Proteste wegen Hassvideo: Reiseveranstalter storniert Ausflüge nach Tunis

Die Touristikunternehmen haben die Sicherheitslage in islamischen Ländern im Blick: Wegen gewalttätiger Proteste gegen das Mohammed-Video hat ein  Veranstalter schon Ausflüge nach Tunis storniert. Der Nordsinai ist schon länger nicht mehr im Programm.

Berlin - Wegen der Proteste in vielen islamischen Ländern gegen das Mohammed-Schmähvideo haben einige Reiseveranstalter Ausflüge abgesagt. "Davon betroffen sind vor allem Tagesfahrten nach Tunis", erklärte Torsten Schäfer, Sprecher des Deutschen Reiseverbandes (DRV). In den Urlaubsregionen zum Beispiel in Tunesien und auch in Ägypten sei die Lage dagegen ruhig. Auch vermehrte Stornierungsanfragen gebe es wegen der Unruhen nicht.

Als Reaktion auf ein anti-islamisches Video gab es in den vergangenen Tagen in vielen Ländern gewaltsame Proteste. FTI bietet deshalb derzeit zum Beispiel keine Ausflüge in die tunesische Hauptstadt Tunis an. In Ägypten gibt es beim Münchner Reiseveranstalter schon seit einigen Wochen keine Ausflüge mehr in den Nordsinai.

Das dortige Katharinenkloster war auch bei Thomas Cook/Neckermann früher ein beliebtes Ausflugsziel. Der Reisekonzern hat es wegen der angespannten Sicherheitslage jedoch schon länger aus dem Programm genommen. Ansonsten seien laut Sprecherin Nina Kreke keine Ausflüge storniert worden.

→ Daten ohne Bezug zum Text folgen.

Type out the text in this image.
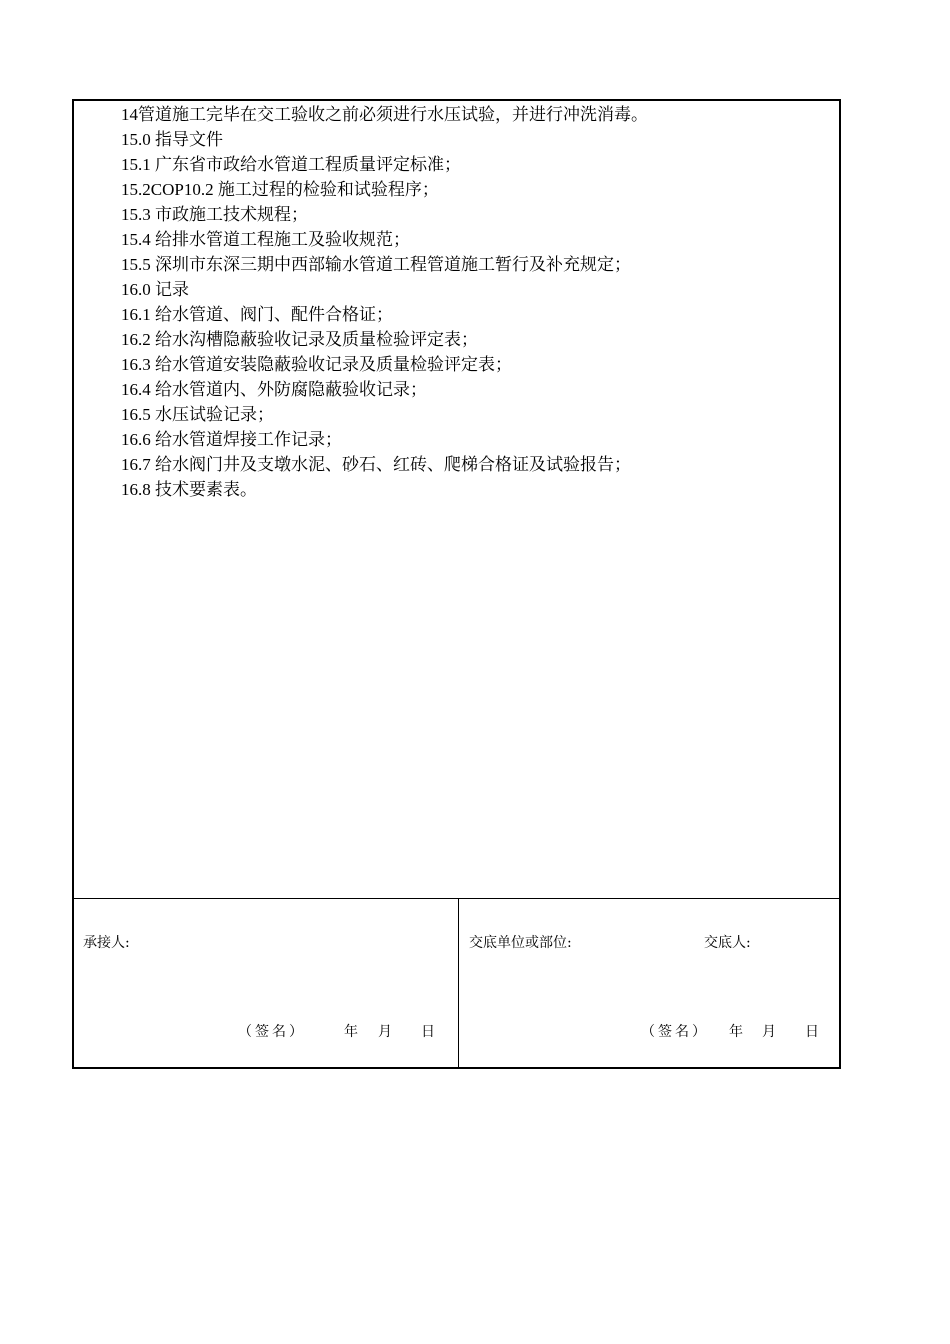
14管道施工完毕在交工验收之前必须进行水压试验，并进行冲洗消毒。
15.0 指导文件
15.1 广东省市政给水管道工程质量评定标准；
15.2COP10.2 施工过程的检验和试验程序；
15.3 市政施工技术规程；
15.4 给排水管道工程施工及验收规范；
15.5 深圳市东深三期中西部输水管道工程管道施工暂行及补充规定；
16.0 记录
16.1 给水管道、阀门、配件合格证；
16.2 给水沟槽隐蔽验收记录及质量检验评定表；
16.3 给水管道安装隐蔽验收记录及质量检验评定表；
16.4 给水管道内、外防腐隐蔽验收记录；
16.5 水压试验记录；
16.6 给水管道焊接工作记录；
16.7 给水阀门井及支墩水泥、砂石、红砖、爬梯合格证及试验报告；
16.8 技术要素表。
承接人:
（签名）	年 月 日
交底单位或部位:	交底人:
（签名） 年 月 日
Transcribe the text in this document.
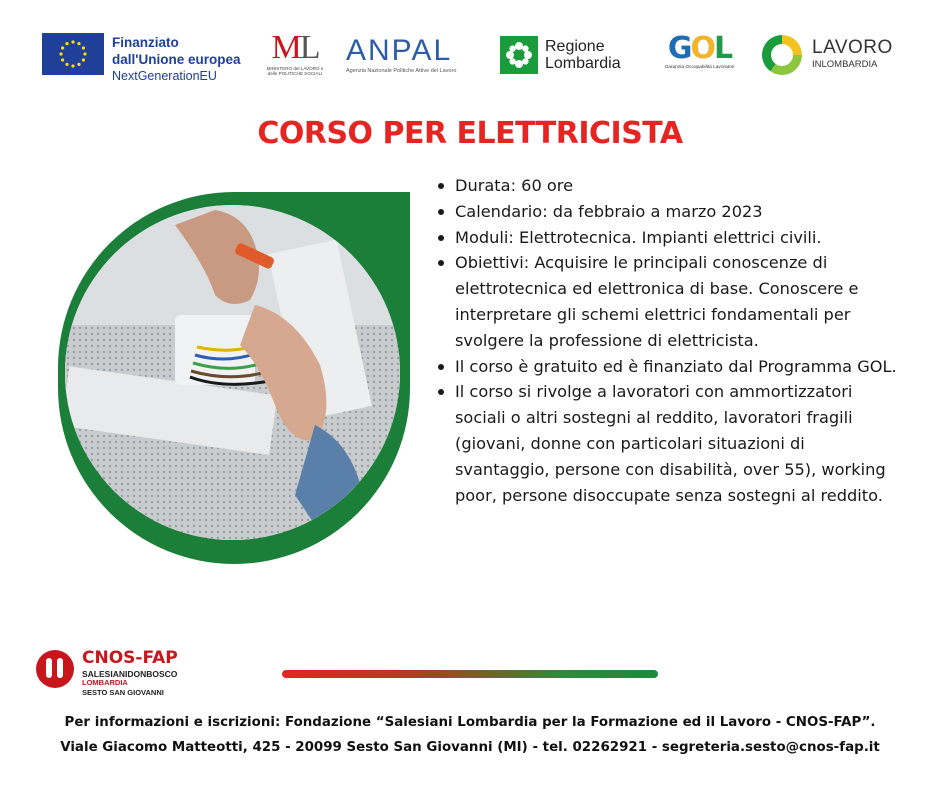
Finanziato
dall'Unione europea
NextGenerationEU
ML
MINISTERO del LAVORO e delle POLITICHE SOCIALI
ANPAL
Agenzia Nazionale Politiche Attive del Lavoro
Regione
Lombardia GOL
Garanzia Occupabilità Lavoratori
LAVORO
INLOMBARDIA
CORSO PER ELETTRICISTA
Durata: 60 ore
Calendario: da febbraio a marzo 2023
Moduli: Elettrotecnica. Impianti elettrici civili.
Obiettivi: Acquisire le principali conoscenze di elettrotecnica ed elettronica di base. Conoscere e interpretare gli schemi elettrici fondamentali per svolgere la professione di elettricista.
Il corso è gratuito ed è finanziato dal Programma GOL.
Il corso si rivolge a lavoratori con ammortizzatori sociali o altri sostegni al reddito, lavoratori fragili (giovani, donne con particolari situazioni di svantaggio, persone con disabilità, over 55), working poor, persone disoccupate senza sostegni al reddito.
CNOS-FAP
SALESIANIDONBOSCO
LOMBARDIA
SESTO SAN GIOVANNI
Per informazioni e iscrizioni: Fondazione “Salesiani Lombardia per la Formazione ed il Lavoro - CNOS-FAP”.
Viale Giacomo Matteotti, 425 - 20099 Sesto San Giovanni (MI) - tel. 02262921 - segreteria.sesto@cnos-fap.it
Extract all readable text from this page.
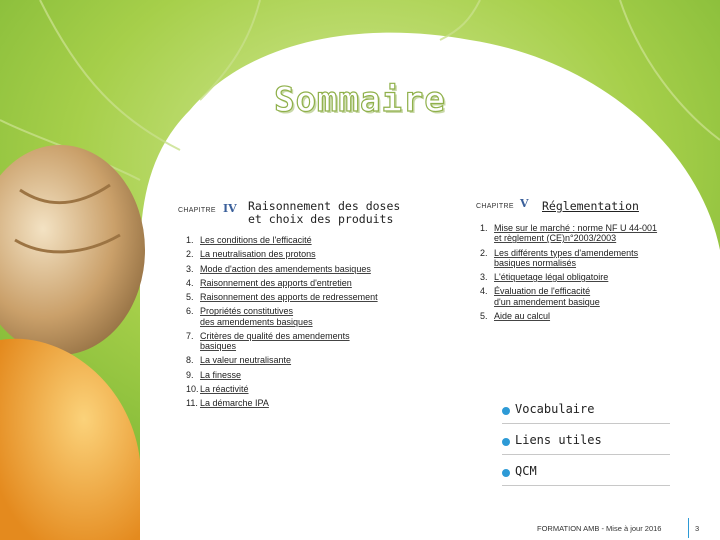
Sommaire
CHAPITRE IV Raisonnement des doses
et choix des produits
1. Les conditions de l'efficacité
2. La neutralisation des protons
3. Mode d'action des amendements basiques
4. Raisonnement des apports d'entretien
5. Raisonnement des apports de redressement
6. Propriétés constitutives
des amendements basiques
7. Critères de qualité des amendements
basiques
8. La valeur neutralisante
9. La finesse
10. La réactivité
11. La démarche IPA
CHAPITRE V Réglementation
1. Mise sur le marché : norme NF U 44-001
et règlement (CE)n°2003/2003
2. Les différents types d'amendements
basiques normalisés
3. L'étiquetage légal obligatoire
4. Évaluation de l'efficacité
d'un amendement basique
5. Aide au calcul
Vocabulaire
Liens utiles
QCM
FORMATION AMB - Mise à jour 2016	3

Gleiches gilt laut Sprecherin Anja Braun für TUI. Man verfolge die Situation in den Ländern genau. Sofern es die Sicherheitslage erfordere, würden Ausflüge umgebucht. Zurzeit führt der Veranstalter die Tagestouren nach Kairo jedoch durch.

Am Montag hatten mehrere Kreuzfahrtanbieter berichtet, dass sie wegen der Proteste ihre Routen geändert haben. Die Reedereien Aida Cruises und Cunard Line haben Häfen in Ägypten und Tunesien aus ihrem Programm gestrichen. Die "FTI Berlin" und TUI Cruises sind derzeit nicht in den betroffenen Gebieten unterwegs. Am Sonntag soll ein TUI-Schiff einen Hafen in Tunesien anlaufen. Ob die Route noch geändert wird, werde das Unternehmen in den nächsten Tagen entscheiden.

Das Auswärtige Amt in Berlin hat zuletzt die Reisehinweise für zahlreiche islamische Länder verschärft. So sollten Reisende zum Beispiel in Ägypten Menschenansammlungen und Demonstrationen meiden sowie die Medienberichterstattung verfolgen.